In 2014, Ellis took Professor Steve Herbert’s mixed enrollment class, a 400-level seminar taught at the Washington State Reformatory in Monroe. About half of the students were LSJ students like Ellis. The other students were inmates involved in the University Beyond Bars program.

“One of the things they talk about at EJI is the idea that mass incarceration is a reflection of America’s racial history,” Ellis said. “Mass incarceration is basically slavery by another name.”

Ellis, who transferred to the UW from Seattle Central Community College, credits his LSJ professors for shaping his perspective on criminal justice.

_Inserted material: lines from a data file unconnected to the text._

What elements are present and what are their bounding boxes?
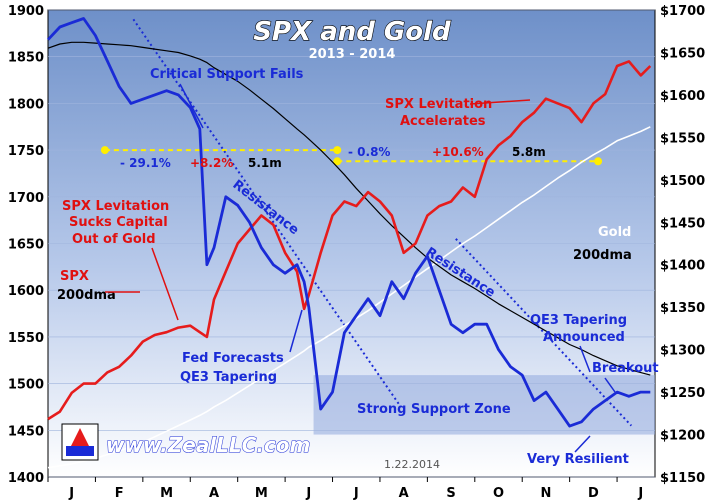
right-tick-label: $1350 [660, 301, 705, 316]
annotation-spx-200dma: 200dma [57, 288, 116, 303]
annotation-gold: Gold [598, 225, 631, 240]
annotation-sucks-capital-3: Out of Gold [72, 232, 156, 247]
date-stamp: 1.22.2014 [384, 458, 440, 471]
stat-gold-change-1: - 29.1% [120, 156, 171, 170]
right-tick-label: $1300 [660, 344, 705, 359]
right-tick-label: $1550 [660, 131, 705, 146]
arrow-spx-accelerates [469, 99, 531, 105]
x-tick-label: N [540, 486, 551, 501]
left-tick-label: 1550 [8, 331, 44, 346]
stat-spx-change-2: +10.6% [432, 145, 484, 159]
x-tick-label: J [305, 486, 311, 501]
right-tick-label: $1650 [660, 46, 705, 61]
x-tick-label: A [399, 486, 409, 501]
ref-line-dot [333, 146, 342, 155]
series-lines [46, 17, 652, 469]
annotation-fed-forecasts-2: QE3 Tapering [180, 370, 277, 385]
annotation-very-resilient: Very Resilient [527, 452, 629, 467]
reference-lines [100, 146, 603, 166]
x-tick-label: J [353, 486, 359, 501]
ref-line-dot [594, 157, 603, 166]
stat-duration-2: 5.8m [512, 145, 546, 159]
arrow-critical-support [179, 83, 204, 129]
left-tick-label: 1750 [8, 144, 44, 159]
series-line-gold [46, 17, 651, 428]
x-tick-label: D [588, 486, 599, 501]
annotation-qe3-announced-1: QE3 Tapering [530, 313, 627, 328]
annotation-breakout: Breakout [592, 361, 659, 376]
annotation-strong-support: Strong Support Zone [357, 402, 511, 417]
arrow-qe3-announced [579, 345, 591, 373]
right-axis-ticks: $1700 $1650 $1600 $1550 $1500 $1450 $1400 $1350… [660, 4, 705, 486]
annotation-spx-levitation-1: SPX Levitation [385, 97, 492, 112]
series-line-spx [47, 60, 652, 421]
left-tick-label: 1450 [8, 424, 44, 439]
annotation-sucks-capital-2: Sucks Capital [69, 215, 168, 230]
left-tick-label: 1400 [8, 471, 44, 486]
stat-gold-change-2: - 0.8% [348, 145, 390, 159]
right-tick-label: $1450 [660, 216, 705, 231]
series-line-spx-200dma [47, 126, 651, 469]
zeal-logo [61, 423, 99, 461]
x-tick-label: J [637, 486, 643, 501]
x-tick-label: M [255, 486, 268, 501]
left-tick-label: 1900 [8, 4, 44, 19]
right-tick-label: $1250 [660, 386, 705, 401]
left-tick-label: 1500 [8, 378, 44, 393]
left-tick-label: 1650 [8, 238, 44, 253]
arrow-very-resilient [574, 435, 591, 453]
left-tick-label: 1600 [8, 284, 44, 299]
x-tick-label: M [160, 486, 173, 501]
chart-title: SPX and Gold [253, 17, 451, 47]
right-tick-label: $1500 [660, 174, 705, 189]
x-tick-label: J [68, 486, 74, 501]
gridlines [48, 9, 655, 478]
ref-line-dot [333, 157, 342, 166]
annotation-spx: SPX [60, 269, 89, 284]
x-tick-label: A [209, 486, 219, 501]
stats: - 29.1% +8.2% 5.1m - 0.8% +10.6% 5.8m [120, 145, 546, 170]
left-tick-label: 1800 [8, 97, 44, 112]
annotation-fed-forecasts-1: Fed Forecasts [182, 351, 284, 366]
annotation-qe3-announced-2: Announced [543, 330, 625, 345]
ref-line-dot [100, 146, 109, 155]
x-tick-label: F [115, 486, 124, 501]
left-axis-ticks: 1900 1850 1800 1750 1700 1650 1600 1550 1500 1450… [8, 4, 44, 486]
stat-spx-change-1: +8.2% [190, 156, 233, 170]
annotation-gold-200dma: 200dma [573, 248, 632, 263]
arrow-fed-forecasts [289, 309, 303, 353]
arrow-breakout [604, 377, 616, 393]
x-tick-label: S [446, 486, 455, 501]
annotation-spx-levitation-2: Accelerates [400, 114, 486, 129]
right-tick-label: $1200 [660, 429, 705, 444]
right-tick-label: $1600 [660, 89, 705, 104]
series-line-gold-200dma [47, 41, 651, 376]
left-tick-label: 1850 [8, 51, 44, 66]
right-tick-label: $1400 [660, 259, 705, 274]
website-label: www.ZealLLC.com [106, 433, 310, 457]
chart-subtitle: 2013 - 2014 [309, 47, 396, 62]
annotation-critical-support: Critical Support Fails [150, 67, 304, 82]
annotation-sucks-capital-1: SPX Levitation [62, 199, 169, 214]
right-tick-label: $1700 [660, 4, 705, 19]
x-tick-label: O [493, 486, 504, 501]
annotation-arrows [105, 83, 616, 453]
left-tick-label: 1700 [8, 191, 44, 206]
right-tick-label: $1150 [660, 471, 705, 486]
stat-duration-1: 5.1m [248, 156, 282, 170]
arrow-sucks-capital [151, 247, 179, 321]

“When I came to the UW, I just made it a priority to try my darndest to engage with professors after class,” he said.

He took Professor Angelina Godoy’s 2013-14 group honors thesis class on deportation policies.

“In that class, it was about humanizing these issues that so often we confront with statistics and pushing it to that next level of thought and consideration,” Ellis said.

He also took Professor Katherine Beckett’s 2014-15 group honors thesis class on life without parole. That experience, Ellis said, introduced him to an area of criminal justice where he would like to have an impact.

Ellis said that spending his four-month internship in the South opened his eyes to a new perspective on race and privilege. It also contextualized his understanding of racial dynamics in Seattle.

“This idea of race separated by railroad tracks was really prominent in the South in that you could see these physical divides in the community,” he said.

But Seattle isn’t so different.

“We have similar racial divides that aren’t so clearly defined but that are very much there,” Ellis said.

After graduating, Ellis will move to Indiana to work for the Theta Chi Fraternity’s international headquarters. He also plans to apply to law school within the next few years.

Because of his experience with EJI, Ellis is considering a career as a public defender.

“The possibility of not just pleading out but actually arguing cases and representing the poor and marginalized who find themselves disproportionately impacted by the criminal justice system is really, really appealing to me,” Ellis said. “There is so much opportunity for change.”